Many consumer stocks are trading well below their best price, and this team of experts has identified a number of stocks they believe are undervalued.
Tailwinds provided by the UK’s growing cats and dogs population today showed why Pets at Home Group (LSE:PETS) is on a City firm’s 11-strong buy list of consumer stocks for “choppy waters”.
The shares rose 26.2p to 307p after today’s encouraging annual results, but analysts at Liberum have a target price of 510p, based on their belief that the retailer’s earnings are at relatively less risk than others due to the defensiveness of pet care spend.
It pointed to momentum in key performance indicators such as the 18% growth in active VIP customers and 36% growth in Puppy and Kitten Club membership. The latter figure averaged 23,000 weekly registrations in the 2022 financial year, versus 7,000 pre-pandemic amid the creation of a significant longer term opportunity.
The shares are on about 13 times 2022 earnings, which Liberum points out is a 50% de-rating from September 2021. The valuation is supported by a healthy balance sheet, 3.9% dividend yield and expectations for a return to double-digit profit growth in the 2024 financial year.
On Monday, the broker slashed its profit forecasts for the wider consumer sector by about 18% for 2023 and 24% for 2024 in a reflection of the economic outlook as real incomes and living standards are squeezed by high inflation.
Liberum analyst Wayne Brown said: “Valuations look cheap, but what we do not know is if these cuts go far enough.
“That said, with every downturn, we always enter a phase when negative news is priced in – so we would advocate not dismissing the consumer sector where there is serious upside to be had given how bombed out valuations have become.”
As well as Pets at Home, his favoured stocks are AG Barr (LSE:BAG), Accrol Group Holdings (LSE:ACRL), B&M European Value Retail SA (LSE:BME), Cake Box Holdings Ordinary Shares (LSE:CBOX), Card Factory (LSE:CARD), Fevertree Drinks (LSE:FEVR), Frasers Group (LSE:FRAS), Hotel Chocolat Group (LSE:HOTC), Superdry (LSE:SDRY) and Wickes Group (LSE:WIX).
Stocks rated at “buy” but with no near-term catalyst are Currys (LSE:CURY), DP Eurasia NV (LSE:DPEU), Halfords Group (LSE:HFD), In The Style Group (LSE:ITS), Made.com Group (LSE:MADE), Next (LSE:NXT), Science in Sport (LSE:SIS), Topps Tiles (LSE:TPT), Virgin Wines UK (LSE:VINO) and Zalando SE (XETRA:ZAL).

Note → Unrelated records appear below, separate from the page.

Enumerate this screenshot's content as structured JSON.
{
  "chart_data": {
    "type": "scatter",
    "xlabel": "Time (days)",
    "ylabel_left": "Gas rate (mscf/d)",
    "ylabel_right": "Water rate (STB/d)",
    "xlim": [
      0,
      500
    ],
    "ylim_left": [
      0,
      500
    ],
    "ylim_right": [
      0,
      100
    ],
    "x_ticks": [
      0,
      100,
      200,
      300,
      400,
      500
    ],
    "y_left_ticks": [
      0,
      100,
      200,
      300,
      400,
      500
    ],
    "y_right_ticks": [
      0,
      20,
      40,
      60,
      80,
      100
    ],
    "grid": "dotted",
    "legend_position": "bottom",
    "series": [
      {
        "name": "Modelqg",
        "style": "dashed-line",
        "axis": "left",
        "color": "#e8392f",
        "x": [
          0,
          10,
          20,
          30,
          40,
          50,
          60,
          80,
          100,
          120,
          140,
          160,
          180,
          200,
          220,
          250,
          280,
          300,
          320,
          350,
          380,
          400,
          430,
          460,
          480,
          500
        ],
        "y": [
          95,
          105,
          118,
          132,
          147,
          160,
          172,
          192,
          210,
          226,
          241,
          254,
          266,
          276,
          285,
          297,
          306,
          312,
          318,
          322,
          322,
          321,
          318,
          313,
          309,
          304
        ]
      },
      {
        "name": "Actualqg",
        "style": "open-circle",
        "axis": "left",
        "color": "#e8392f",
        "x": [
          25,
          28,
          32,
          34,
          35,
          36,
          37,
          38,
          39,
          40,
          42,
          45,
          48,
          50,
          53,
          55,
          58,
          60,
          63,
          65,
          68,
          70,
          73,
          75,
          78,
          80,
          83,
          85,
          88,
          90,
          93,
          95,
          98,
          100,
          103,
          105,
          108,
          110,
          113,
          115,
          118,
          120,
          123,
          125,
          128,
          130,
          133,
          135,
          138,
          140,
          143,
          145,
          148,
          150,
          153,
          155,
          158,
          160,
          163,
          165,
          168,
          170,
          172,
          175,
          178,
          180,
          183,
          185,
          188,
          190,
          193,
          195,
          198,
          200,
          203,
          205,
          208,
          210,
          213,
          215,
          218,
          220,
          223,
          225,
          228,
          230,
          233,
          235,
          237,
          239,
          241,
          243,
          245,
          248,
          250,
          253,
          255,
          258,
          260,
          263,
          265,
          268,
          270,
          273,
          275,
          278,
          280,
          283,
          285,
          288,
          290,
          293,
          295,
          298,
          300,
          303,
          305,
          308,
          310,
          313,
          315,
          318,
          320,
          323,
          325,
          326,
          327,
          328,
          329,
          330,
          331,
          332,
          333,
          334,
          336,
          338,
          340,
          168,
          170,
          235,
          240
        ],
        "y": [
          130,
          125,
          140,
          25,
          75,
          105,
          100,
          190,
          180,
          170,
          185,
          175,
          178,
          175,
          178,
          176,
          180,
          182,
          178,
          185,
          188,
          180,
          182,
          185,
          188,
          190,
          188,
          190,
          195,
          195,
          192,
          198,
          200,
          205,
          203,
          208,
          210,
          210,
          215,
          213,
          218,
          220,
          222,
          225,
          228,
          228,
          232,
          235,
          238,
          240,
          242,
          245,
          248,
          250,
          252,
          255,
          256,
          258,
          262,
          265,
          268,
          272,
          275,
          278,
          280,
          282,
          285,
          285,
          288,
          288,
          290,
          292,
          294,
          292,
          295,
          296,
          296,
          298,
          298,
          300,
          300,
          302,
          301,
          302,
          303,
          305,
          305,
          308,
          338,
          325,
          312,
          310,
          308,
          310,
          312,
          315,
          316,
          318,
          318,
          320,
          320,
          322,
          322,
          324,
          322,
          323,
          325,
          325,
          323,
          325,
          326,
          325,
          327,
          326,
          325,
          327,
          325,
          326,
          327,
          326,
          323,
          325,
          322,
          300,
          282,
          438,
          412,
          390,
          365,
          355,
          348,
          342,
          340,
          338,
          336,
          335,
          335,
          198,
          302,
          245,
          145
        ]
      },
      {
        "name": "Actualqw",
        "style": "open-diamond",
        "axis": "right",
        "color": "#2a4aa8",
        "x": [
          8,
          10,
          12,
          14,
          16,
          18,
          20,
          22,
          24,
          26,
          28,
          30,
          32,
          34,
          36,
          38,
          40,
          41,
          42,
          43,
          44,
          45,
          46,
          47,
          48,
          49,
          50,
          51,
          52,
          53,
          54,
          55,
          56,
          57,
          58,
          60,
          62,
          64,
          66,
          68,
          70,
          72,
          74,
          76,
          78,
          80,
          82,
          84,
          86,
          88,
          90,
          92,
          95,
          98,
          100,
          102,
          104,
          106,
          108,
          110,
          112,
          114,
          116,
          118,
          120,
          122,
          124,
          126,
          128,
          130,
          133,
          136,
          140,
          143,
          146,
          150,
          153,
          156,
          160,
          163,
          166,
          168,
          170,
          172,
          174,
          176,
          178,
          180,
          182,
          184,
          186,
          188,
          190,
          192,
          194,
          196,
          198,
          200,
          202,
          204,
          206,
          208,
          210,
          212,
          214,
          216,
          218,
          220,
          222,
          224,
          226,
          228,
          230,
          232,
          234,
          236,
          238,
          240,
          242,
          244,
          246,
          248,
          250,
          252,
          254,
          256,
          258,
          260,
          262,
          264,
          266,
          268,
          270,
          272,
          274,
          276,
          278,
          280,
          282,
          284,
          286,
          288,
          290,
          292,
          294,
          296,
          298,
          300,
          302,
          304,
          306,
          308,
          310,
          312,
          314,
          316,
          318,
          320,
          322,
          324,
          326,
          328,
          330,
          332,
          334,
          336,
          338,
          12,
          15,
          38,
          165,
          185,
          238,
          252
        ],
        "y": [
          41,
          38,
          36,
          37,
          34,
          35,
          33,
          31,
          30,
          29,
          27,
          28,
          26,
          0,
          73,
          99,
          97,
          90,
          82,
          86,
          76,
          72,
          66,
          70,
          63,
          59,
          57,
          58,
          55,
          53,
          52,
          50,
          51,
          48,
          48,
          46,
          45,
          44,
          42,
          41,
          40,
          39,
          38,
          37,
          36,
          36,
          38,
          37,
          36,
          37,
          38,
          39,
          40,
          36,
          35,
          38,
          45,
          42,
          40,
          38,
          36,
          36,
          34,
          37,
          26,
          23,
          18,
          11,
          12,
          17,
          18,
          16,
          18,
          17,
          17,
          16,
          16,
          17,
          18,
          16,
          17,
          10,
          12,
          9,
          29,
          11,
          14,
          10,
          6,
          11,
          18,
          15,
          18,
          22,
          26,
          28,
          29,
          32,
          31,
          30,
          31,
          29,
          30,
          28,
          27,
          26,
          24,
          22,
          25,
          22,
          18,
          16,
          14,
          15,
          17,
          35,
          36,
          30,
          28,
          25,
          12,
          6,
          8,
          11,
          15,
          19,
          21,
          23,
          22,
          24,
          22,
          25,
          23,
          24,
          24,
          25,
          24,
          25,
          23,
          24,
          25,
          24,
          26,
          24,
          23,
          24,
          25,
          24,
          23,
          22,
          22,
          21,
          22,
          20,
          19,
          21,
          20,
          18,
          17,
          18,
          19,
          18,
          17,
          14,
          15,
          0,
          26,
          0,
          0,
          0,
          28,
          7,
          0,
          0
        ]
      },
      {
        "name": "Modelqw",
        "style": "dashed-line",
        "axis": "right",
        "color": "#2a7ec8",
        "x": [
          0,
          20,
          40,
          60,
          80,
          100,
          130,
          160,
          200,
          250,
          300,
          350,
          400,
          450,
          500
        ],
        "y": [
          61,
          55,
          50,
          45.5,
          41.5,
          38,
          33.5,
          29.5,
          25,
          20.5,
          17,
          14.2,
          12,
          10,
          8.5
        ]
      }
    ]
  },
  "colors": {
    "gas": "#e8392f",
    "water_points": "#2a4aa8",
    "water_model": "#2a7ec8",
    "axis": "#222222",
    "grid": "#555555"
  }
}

Today’s figures show that spending at Pets Home stores held up well in the retailer’s financial year to 31 March, with sales of £1.3 billion representing like-for-like growth of 15.8% on a year ago and 25.9% on the same pre-pandemic period.
Underlying profits rose by 65.3% to a bigger-than-expected £144.7 million, with growth of 54.8% on a two-year basis. Despite the impact of raw material, energy, and freight costs, the chain sees current year profits in line with analyst consensus at about £151 million.

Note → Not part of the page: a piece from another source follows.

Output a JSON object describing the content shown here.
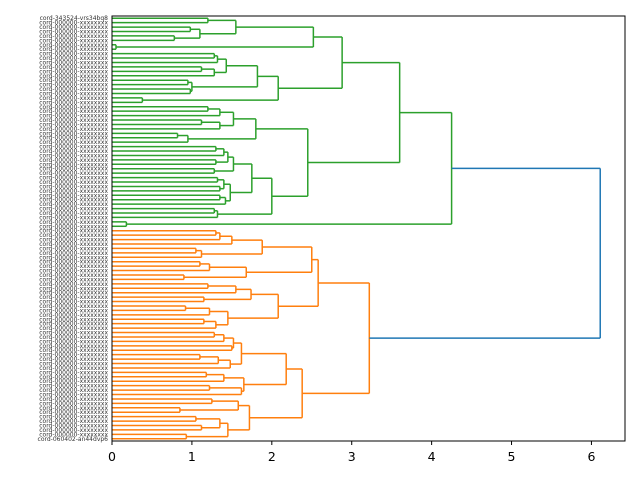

Its confidence in the outlook is highlighted by a final dividend payment of 7.5p a share, which is 36% higher than a year ago.
The broker said: “Attitudes vary from country to country, but in the UK pets are very commonly the most important ‘person’ at the table, and the notion that owners would either trade down in food or reduce vet visits is just wrong in our view.”
The note said the food side of the business was misunderstood, given that changing to lower grades of product can increase the risk of illness or result in a lack of energy or vitality.
While some areas of the retailer’s discretionary markets will be affected in a recession, Peel Hunt said the high proportion of sales accounted for by food and vet visits gave the bottom-line more stability than the market currently prices in.
Ahead of today’s results and with a price target of 475p, the broker said: “The valuation currently expects more bad news than we consider likely.”